Are we “Jungians” a cult? With all the publicity these days around Jung’s private journals (The Red Book) being published, the movie “A Dangerous Method” being produced, a lot of gossip about Jung’s relationships with women being tossed about, and an ongoing question about Jung’s mental health being debated online among scholars, one could say that we do have an extraordinary curiosity about the man that seems cultish; that is, that we are preoccupied with this figure as a private individual to be revered and/or emulated, and whose work somehow must be judged by his character strengths or faults.
To some extent this satisfies a current fad, this prying into the privacy of public figures, which can be seen either as prurient – a kind of mental masturbation, or as a healthy quest for transparency. The details of Kennedy’s womanizing, the attention to the marital and extra-marital lives of the French and other foreign statesmen, the dissection of Einstein’s, Eleanor Roosevelt’s, or (insert your favorite here)’s sex life, suddenly emerges after years of public indifference, so it should not surprise us that Jung’s private life is subjected to the microscope of curiosity.
To the extent that we feel a need to protect Jung’s reputation as our “leader” we can be accused of identifying to an unhealthy or cultish degree that obscures our unbiased acceptance of fact. But this is complicated by a situation in which those who would discredit all of psychoanalysis, who deny validity to an interest in studying unconscious motivation and its relationship to spiritual seeking, will use Jung’s character flaws – real or manufactured - to hang their criticisms on. It is tempting to answer those critics on behalf of our dedication to what we see as our valid psychic truth, Jung or no Jung.
It is also tempting to defend the privileging of imagination, a factor in creativity, as a healthy human trait, and not an example of psychosis, Jung or no Jung. If I say that I believe it is reasonable to explore fantasy and non-rational thought, and to suffer emotional distress, without losing touch with reality, must I be accused of trying to defend Jung’s sanity?
Jung's most even-handed biographer, Bair, found the contradictory reports about Jung, based on hearsay and innuendo, to be extreme and remarkable. He was surely not mealy-mouthed and conciliatory, but fully “out there”, to be admired or despised. As the examination of Jung's personality goes on, I keep in mind that at a time when sexual liberty was veiled, but always present in adventurous men and women, when marital fidelity was idealized but not kept sacred by many, when women were not allowed to vote or encouraged to be well educated, the concept of Anima and Animus was an effort to equal the playing field, to acknowledge the intellect of women, the vulnerability of men, and the place of sexual identity and physical intimacy for both genders in the individuation process.
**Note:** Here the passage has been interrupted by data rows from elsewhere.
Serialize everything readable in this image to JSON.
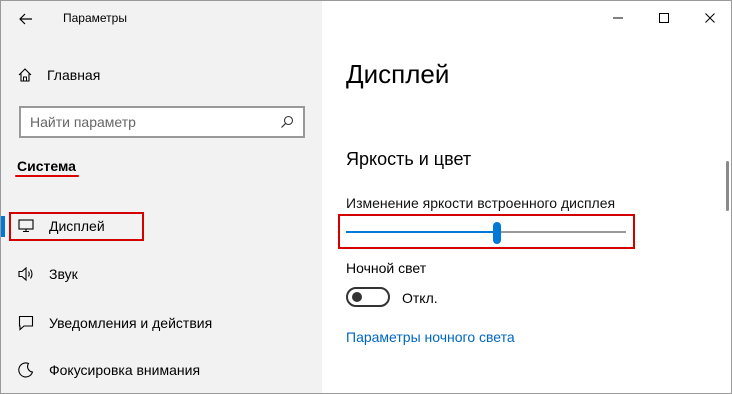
{
  "window": {
    "title": "Параметры",
    "controls": [
      "minimize-icon",
      "maximize-icon",
      "close-icon"
    ]
  },
  "sidebar": {
    "home_label": "Главная",
    "search": {
      "placeholder": "Найти параметр"
    },
    "section_heading": "Система",
    "items": [
      {
        "label": "Дисплей",
        "icon": "monitor-icon",
        "active": true
      },
      {
        "label": "Звук",
        "icon": "speaker-icon"
      },
      {
        "label": "Уведомления и действия",
        "icon": "notifications-icon"
      },
      {
        "label": "Фокусировка внимания",
        "icon": "focus-assist-icon"
      }
    ]
  },
  "main": {
    "page_title": "Дисплей",
    "group_title": "Яркость и цвет",
    "brightness": {
      "label": "Изменение яркости встроенного дисплея",
      "value_fraction": 0.54
    },
    "night_light": {
      "label": "Ночной свет",
      "state": "Откл.",
      "on": false
    },
    "night_light_settings_link": "Параметры ночного света"
  },
  "colors": {
    "accent": "#0078d7",
    "highlight": "#d40000",
    "link": "#0067c0"
  }
}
Jung did not create, but he did amplify, the understanding that our clumsy, human attempts at “coniunctio” through sexual and emotional union with another, are aimed at an ultimate union with a transpersonal Other. Grappling with Anima and Animus projections is the process through which we come to resolution of this universal longing.
We can look at Jung through one lens and focus on his inconsistencies and possible character flaws. "A Dangerous Method" opportunistically skirts around this view (pun in cheek).
Or we can look through another lens and focus on a man of integrity who struggled with ambition, a heavy father-complex, transference and countertransference problems as a pioneer in that area, philosophical and moral questions, and with power and charisma that he enjoyed and attracted in both men and women. He made conscious his confrontations with those aspects and attempted to impart to others a way of unveiling the unconscious.
In either case, the insights that he gained from observing the psyche - in both men and women, and especially in his attempts to analyze himself, were inspired. Insights must be tried out, lived through, reflected upon, enjoyed or regretted, but embodied, not just considered cerebrally, to become alchemically processed if they are to contribute to the store of wisdom. Jung’s insights evolved to become the collection of work that far surpasses the mere man.